Susan Harmon, his wife of 29 years, indicated Harmon was the perfect fit for Bozo.

“He was the most optimistic man I ever met. He always saw a bright side; he always had something good to say about everybody. He was the love of my life,” she said Thursday.

The business — combining animation, licensing of the character, and personal appearances — made millions, as Harmon trained more than 200 Bozos over the years to represent him in local markets.

“I’m looking for that sparkle in the eyes, that emotion, feeling, directness, warmth. That is so important,” he said of his criteria for becoming a Bozo.

The Chicago version of Bozo ran on WGN-TV in Chicago for 40 years and was seen in many other cities after cable television transformed WGN into a superstation.

Bozo — portrayed in Chicago for many years by Bob Bell — was so popular that the waiting list for tickets to a TV show eventually stretched to a decade, prompting the station to stop taking reservations for 10 years. On the day in 1990 when WGN started taking reservations again, it took just five hours to book the show for five more years. The phone company reported more than 27 million phone call attempts had been made.

By the time the show bowed out in Chicago, in 2001, it was the last locally produced version. Harmon said at the time that he hoped to develop a new cable or network show, as well as a Bozo feature film.

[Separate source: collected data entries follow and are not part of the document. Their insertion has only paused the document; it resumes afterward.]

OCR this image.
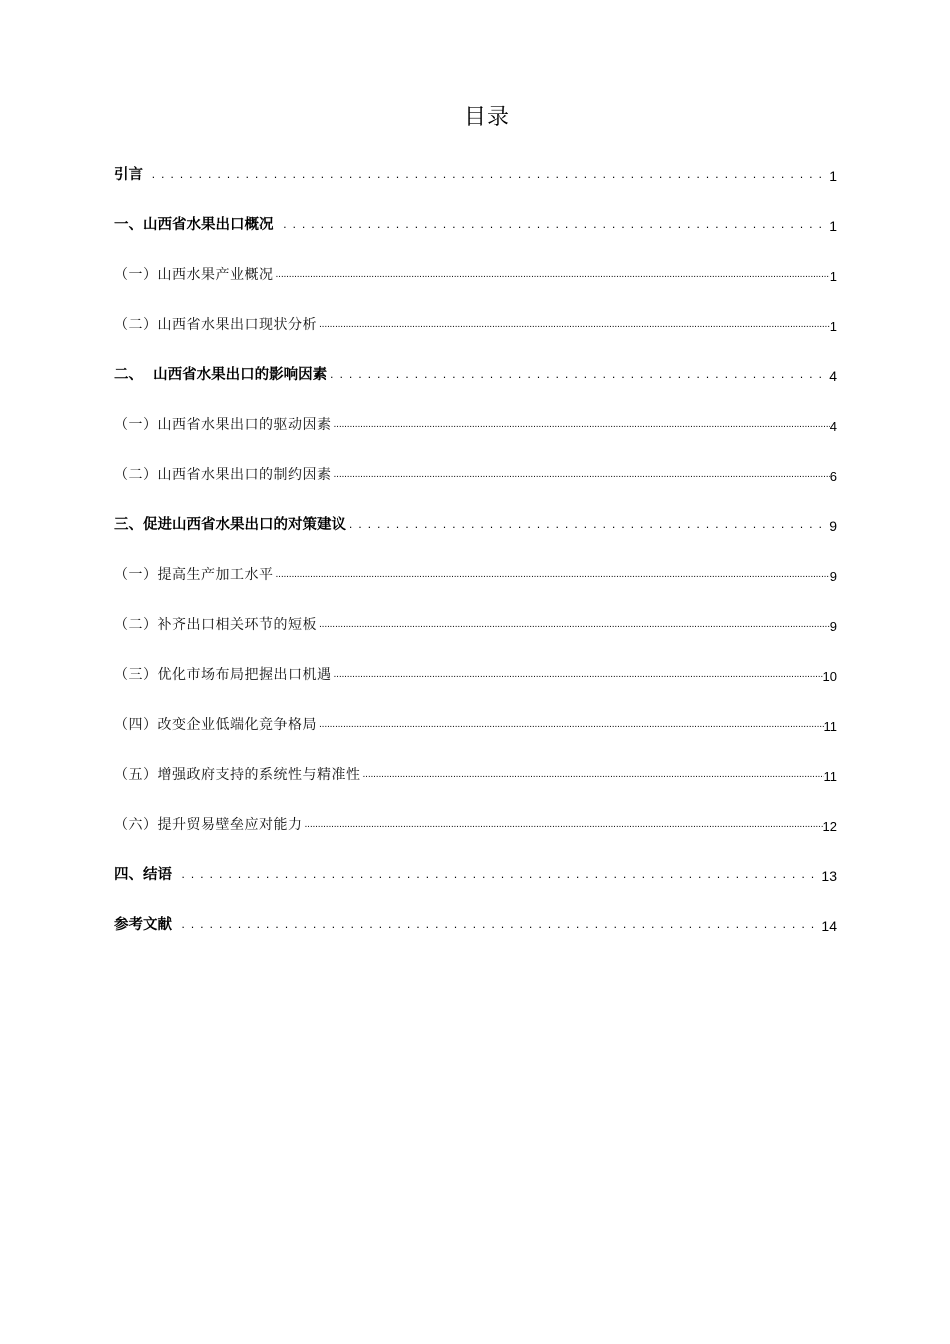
目录
引言 . . .	1
一、山西省水果出口概况 . . .	1
（一）山西水果产业概况 .....	1
（二）山西省水果出口现状分析 .....	1
二、  山西省水果出口的影响因素 . . .	4
（一）山西省水果出口的驱动因素 .....	4
（二）山西省水果出口的制约因素 .....	6
三、促进山西省水果出口的对策建议 . . .	9
（一）提高生产加工水平 .....	9
（二）补齐出口相关环节的短板 .....	9
（三）优化市场布局把握出口机遇 .....	10
（四）改变企业低端化竞争格局 .....	11
（五）增强政府支持的系统性与精准性 .....	11
（六）提升贸易壁垒应对能力 .....	12
四、结语 . . .	13
参考文献 . . .	14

He became caught up in a minor controversy in 2004 when the International Clown Hall of Fame in Milwaukee took down a plaque honoring him as Bozo and formally endorsed Colvig as the first. Harmon denied ever misrepresenting Bozo’s history.

He said he was claiming credit only for what he added to the character — “What I sound like, what I look like, what I walk like” — and what he did to popularize Bozo.

“Isn’t it a shame the credit that was given to me for the work I have done, they arbitrarily take it down, like I didn’t do anything for the last 52 years,” he told the AP at the time.

Harmon protected Bozo’s reputation with a vengeance, while embracing those who poked good-natured fun at the clown.

As Bozo’s influence spread through popular culture, his very name became a synonym for clownish behavior.

“It takes a lot of effort and energy to keep a character that old fresh so kids today still know about him and want to buy the products,” Karen Raugust, executive editor of The Licensing Letter, a New York-based trade publication, said in 1996.

A normal character runs its course in three to five years, Raugust said. “Harmon’s is a classic character. It’s been around 50 years.”

On New Year’s Day 1996, Harmon dressed up as Bozo for the first time in 10 years, appearing in the Rose Parade in Pasadena.

The crowd reaction, he recalled, “was deafening.”

“They kept yelling, `Bozo, Bozo, love you, love you.’ I shed more crocodile tears for five miles in four hours than I realized I had,” he said. “I still get goose bumps.”

Born in Toledo, Ohio, Harmon became interested in theater while studying at the University of Southern California.

“Bozo is a star, an entertainer, bigger than life,” Harmon once said. “People see him as Mr. Bozo, somebody you can relate to, touch and laugh with.”

Besides his wife, Harmon is survived by his son, Jeff Harmon, and daughters Lori Harmon, Marci Breth-Carabet and Leslie Breth.

Associated Press writers Polly Anderson in New York and Robert Jablon in Los Angeles contributed to this story.